Waterfall is a kind of methodology that lays great emphasis on rigorous planning (functional requirements, deliverables, features, deadlines, costs, and so on) and modeling before implementing. So it makes sense that it’s not ideal for clients that are not completely sure what they expect from you. Also, they are not suitable for big and complicated projects that demand a great deal of customer involvement before being released.
In general, as Suzanna Haworth explains, the Waterfall approach is suitable for:
- Projects where you’re working with other organizations or remote workers (because everything is clear-cut and there is no room for confusion)
- Projects with a fixed scope, time, and budget
- Smaller, well-defined, and simpler projects
- Projects with an absent client.
Since a Waterfall approach is dependent on clearly defined processes and tasks, it’s a good idea to take advantage of visual timelines that could show the tasks and processes in their assigned periods. A Gantt chart maker software contains all these features you need for this.
What is an Agile approach suitable for?
Agile is essentially the approach that delivers the product incrementally and iteratively. If you deliver your product only in increments (or batches) but not in iterations (that is repeating the process of planning expectations and requirements for each increment), you’re still following a linear approach.

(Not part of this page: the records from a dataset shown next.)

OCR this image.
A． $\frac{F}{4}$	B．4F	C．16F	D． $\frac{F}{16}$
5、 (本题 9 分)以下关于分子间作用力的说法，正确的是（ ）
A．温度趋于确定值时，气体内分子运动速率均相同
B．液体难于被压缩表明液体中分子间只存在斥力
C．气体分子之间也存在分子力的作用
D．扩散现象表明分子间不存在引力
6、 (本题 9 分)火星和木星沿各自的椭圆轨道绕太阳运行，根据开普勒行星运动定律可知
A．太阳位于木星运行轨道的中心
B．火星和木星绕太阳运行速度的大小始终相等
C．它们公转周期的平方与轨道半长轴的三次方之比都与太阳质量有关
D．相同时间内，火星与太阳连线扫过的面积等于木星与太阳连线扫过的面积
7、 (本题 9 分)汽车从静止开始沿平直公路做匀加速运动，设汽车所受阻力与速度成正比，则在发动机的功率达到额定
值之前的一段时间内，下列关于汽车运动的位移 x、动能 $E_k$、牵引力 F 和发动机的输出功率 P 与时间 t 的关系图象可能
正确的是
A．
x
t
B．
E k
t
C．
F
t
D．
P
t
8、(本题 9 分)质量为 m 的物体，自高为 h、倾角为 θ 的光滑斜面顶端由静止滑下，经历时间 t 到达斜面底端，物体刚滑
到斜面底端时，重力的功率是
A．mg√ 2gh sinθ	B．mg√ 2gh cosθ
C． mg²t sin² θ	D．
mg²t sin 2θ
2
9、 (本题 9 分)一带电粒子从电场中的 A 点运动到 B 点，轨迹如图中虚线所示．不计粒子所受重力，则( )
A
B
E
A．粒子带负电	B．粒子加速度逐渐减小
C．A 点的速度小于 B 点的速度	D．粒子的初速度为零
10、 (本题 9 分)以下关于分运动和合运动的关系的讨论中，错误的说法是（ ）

An Agile approach should repeat the whole process for each increment, thus making sure that every adjustment or change is accounted for in the next increment. That is how each increment looks like in an Agile approach.
It’s also important to note that, customer has an important role in an Agile methodology. Their feedback is essential for planning each iteration. So, an Agile approach is not ideal for clients who prefer to stay out of the development process and only give feedback once the product is complete.

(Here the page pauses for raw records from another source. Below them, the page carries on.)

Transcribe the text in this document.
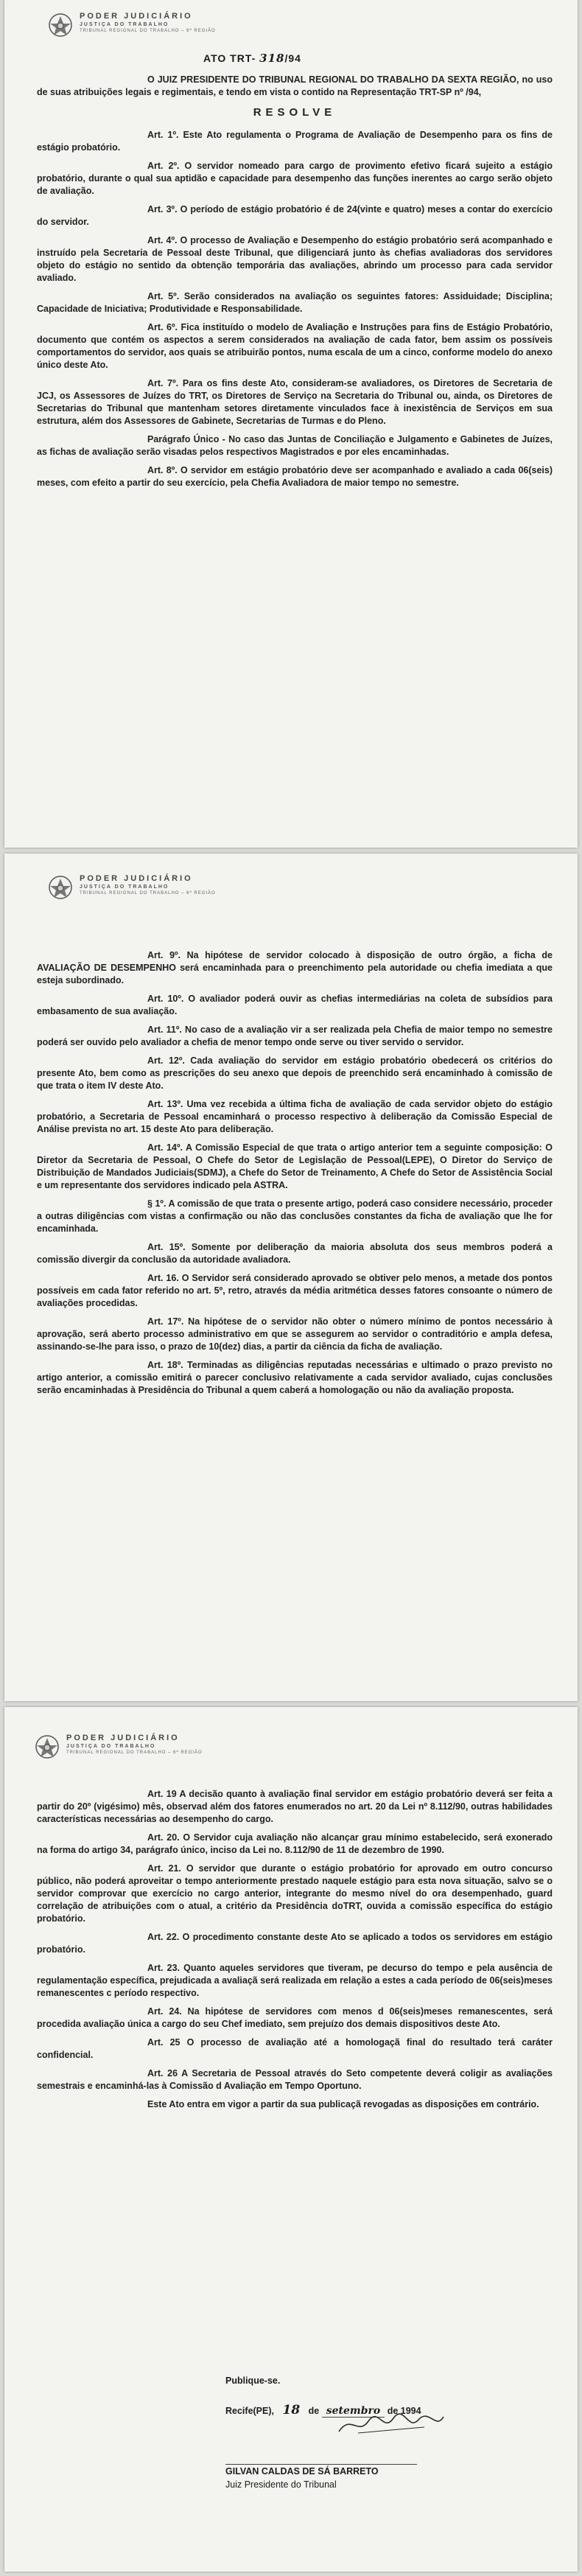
PODER JUDICIÁRIO
JUSTIÇA DO TRABALHO
TRIBUNAL REGIONAL DO TRABALHO – 6ª REGIÃO
ATO TRT- 318/94

O JUIZ PRESIDENTE DO TRIBUNAL REGIONAL DO TRABALHO DA SEXTA REGIÃO, no uso de suas atribuições legais e regimentais, e tendo em vista o contido na Representação TRT-SP nº /94,

RESOLVE

Art. 1º. Este Ato regulamenta o Programa de Avaliação de Desempenho para os fins de estágio probatório.

Art. 2º. O servidor nomeado para cargo de provimento efetivo ficará sujeito a estágio probatório, durante o qual sua aptidão e capacidade para desempenho das funções inerentes ao cargo serão objeto de avaliação.

Art. 3º. O período de estágio probatório é de 24(vinte e quatro) meses a contar do exercício do servidor.

Art. 4º. O processo de Avaliação e Desempenho do estágio probatório será acompanhado e instruído pela Secretaria de Pessoal deste Tribunal, que diligenciará junto às chefias avaliadoras dos servidores objeto do estágio no sentido da obtenção temporária das avaliações, abrindo um processo para cada servidor avaliado.

Art. 5º. Serão considerados na avaliação os seguintes fatores: Assiduidade; Disciplina; Capacidade de Iniciativa; Produtividade e Responsabilidade.

Art. 6º. Fica instituído o modelo de Avaliação e Instruções para fins de Estágio Probatório, documento que contém os aspectos a serem considerados na avaliação de cada fator, bem assim os possíveis comportamentos do servidor, aos quais se atribuirão pontos, numa escala de um a cinco, conforme modelo do anexo único deste Ato.

Art. 7º. Para os fins deste Ato, consideram-se avaliadores, os Diretores de Secretaria de JCJ, os Assessores de Juízes do TRT, os Diretores de Serviço na Secretaria do Tribunal ou, ainda, os Diretores de Secretarias do Tribunal que mantenham setores diretamente vinculados face à inexistência de Serviços em sua estrutura, além dos Assessores de Gabinete, Secretarias de Turmas e do Pleno.

Parágrafo Único - No caso das Juntas de Conciliação e Julgamento e Gabinetes de Juízes, as fichas de avaliação serão visadas pelos respectivos Magistrados e por eles encaminhadas.

Art. 8º. O servidor em estágio probatório deve ser acompanhado e avaliado a cada 06(seis) meses, com efeito a partir do seu exercício, pela Chefia Avaliadora de maior tempo no semestre.

PODER JUDICIÁRIO
JUSTIÇA DO TRABALHO
TRIBUNAL REGIONAL DO TRABALHO – 6ª REGIÃO

Art. 9º. Na hipótese de servidor colocado à disposição de outro órgão, a ficha de AVALIAÇÃO DE DESEMPENHO será encaminhada para o preenchimento pela autoridade ou chefia imediata a que esteja subordinado.

Art. 10º. O avaliador poderá ouvir as chefias intermediárias na coleta de subsídios para embasamento de sua avaliação.

Art. 11º. No caso de a avaliação vir a ser realizada pela Chefia de maior tempo no semestre poderá ser ouvido pelo avaliador a chefia de menor tempo onde serve ou tiver servido o servidor.

Art. 12º. Cada avaliação do servidor em estágio probatório obedecerá os critérios do presente Ato, bem como as prescrições do seu anexo que depois de preenchido será encaminhado à comissão de que trata o item IV deste Ato.

Art. 13º. Uma vez recebida a última ficha de avaliação de cada servidor objeto do estágio probatório, a Secretaria de Pessoal encaminhará o processo respectivo à deliberação da Comissão Especial de Análise prevista no art. 15 deste Ato para deliberação.

Art. 14º. A Comissão Especial de que trata o artigo anterior tem a seguinte composição: O Diretor da Secretaria de Pessoal, O Chefe do Setor de Legislação de Pessoal(LEPE), O Diretor do Serviço de Distribuição de Mandados Judiciais(SDMJ), a Chefe do Setor de Treinamento, A Chefe do Setor de Assistência Social e um representante dos servidores indicado pela ASTRA.

§ 1º. A comissão de que trata o presente artigo, poderá caso considere necessário, proceder a outras diligências com vistas a confirmação ou não das conclusões constantes da ficha de avaliação que lhe for encaminhada.

Art. 15º. Somente por deliberação da maioria absoluta dos seus membros poderá a comissão divergir da conclusão da autoridade avaliadora.

Art. 16. O Servidor será considerado aprovado se obtiver pelo menos, a metade dos pontos possíveis em cada fator referido no art. 5º, retro, através da média aritmética desses fatores consoante o número de avaliações procedidas.

Art. 17º. Na hipótese de o servidor não obter o número mínimo de pontos necessário à aprovação, será aberto processo administrativo em que se assegurem ao servidor o contraditório e ampla defesa, assinando-se-lhe para isso, o prazo de 10(dez) dias, a partir da ciência da ficha de avaliação.

Art. 18º. Terminadas as diligências reputadas necessárias e ultimado o prazo previsto no artigo anterior, a comissão emitirá o parecer conclusivo relativamente a cada servidor avaliado, cujas conclusões serão encaminhadas à Presidência do Tribunal a quem caberá a homologação ou não da avaliação proposta.

PODER JUDICIÁRIO
JUSTIÇA DO TRABALHO
TRIBUNAL REGIONAL DO TRABALHO – 6ª REGIÃO

Art. 19 A decisão quanto à avaliação final servidor em estágio probatório deverá ser feita a partir do 20º (vigésimo) mês, observad além dos fatores enumerados no art. 20 da Lei nº 8.112/90, outras habilidades características necessárias ao desempenho do cargo.

Art. 20. O Servidor cuja avaliação não alcançar grau mínimo estabelecido, será exonerado na forma do artigo 34, parágrafo único, inciso da Lei no. 8.112/90 de 11 de dezembro de 1990.

Art. 21. O servidor que durante o estágio probatório for aprovado em outro concurso público, não poderá aproveitar o tempo anteriormente prestado naquele estágio para esta nova situação, salvo se o servidor comprovar que exercício no cargo anterior, integrante do mesmo nível do ora desempenhado, guard correlação de atribuições com o atual, a critério da Presidência doTRT, ouvida a comissão específica do estágio probatório.

Art. 22. O procedimento constante deste Ato se aplicado a todos os servidores em estágio probatório.

Art. 23. Quanto aqueles servidores que tiveram, pe decurso do tempo e pela ausência de regulamentação específica, prejudicada a avaliaçã será realizada em relação a estes a cada período de 06(seis)meses remanescentes c período respectivo.

Art. 24. Na hipótese de servidores com menos d 06(seis)meses remanescentes, será procedida avaliação única a cargo do seu Chef imediato, sem prejuízo dos demais dispositivos deste Ato.

Art. 25 O processo de avaliação até a homologaçã final do resultado terá caráter confidencial.

Art. 26 A Secretaria de Pessoal através do Seto competente deverá coligir as avaliações semestrais e encaminhá-las à Comissão d Avaliação em Tempo Oportuno.

Este Ato entra em vigor a partir da sua publicaçã revogadas as disposições em contrário.

Publique-se.
Recife(PE), 18 de setembro de 1994
GILVAN CALDAS DE SÁ BARRETO
Juiz Presidente do Tribunal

Generally, as Suzanna Haworth explains, an Agile approach is suitable for:
- Projects where your organization is responsible for the whole process
- Projects with scope for changing requirements
- Larger, undefined, complex projects
- Projects with an involved client
Finally: the case for a hybrid approach
When it comes to choosing a project management approach to apply, what’s important is how it helps you deliver a valuable product and satisfy your clients. That’s the only criterion you need for choosing a methodology. Because in reality, sticking to each and every detailed principle in a methodology might not even be possible.
You need to consider various factors and use a methodology that works best in your situation. How does your client like to be involved in the process? Does your client expect detailed projections on deadlines, budget, features, etc., before the project begins? How does your team interact with each other? Are you working with a remote team from different time zones, or do you have an in-house team? And many more questions that need to be answered before you decide on a project management approach.
In some cases (we would even say in most cases), you might need to choose a hybrid approach rather than stick with a one-size-fits-all methodology. For example, you might need to define some requirements before the project begins to align your goals with your clients while leaving detailed planning to different iterations. Or you might need to deliver the product incrementally and iteratively, but your client might prefer to review the increment results in the form of reports and documents rather than involve actively in each phase. You can provide them with the reports while making sure they attend the core review and planning meetings with your development team. It also helps to engage them in the workflow by allowing them to collaborate on the documents and reports you share with them. Flippingbook’s teamwork features make it easy to do so.
Your choice of methodology depends a great deal on your client preferences, the product requirements, and your own development team’s capabilities. After reading the article, you can match your project needs to the principles and functions of each project management methodology, and decide which of them works better for your requirements, or use a hybrid approach to mix the suitable principles of each approach for your project.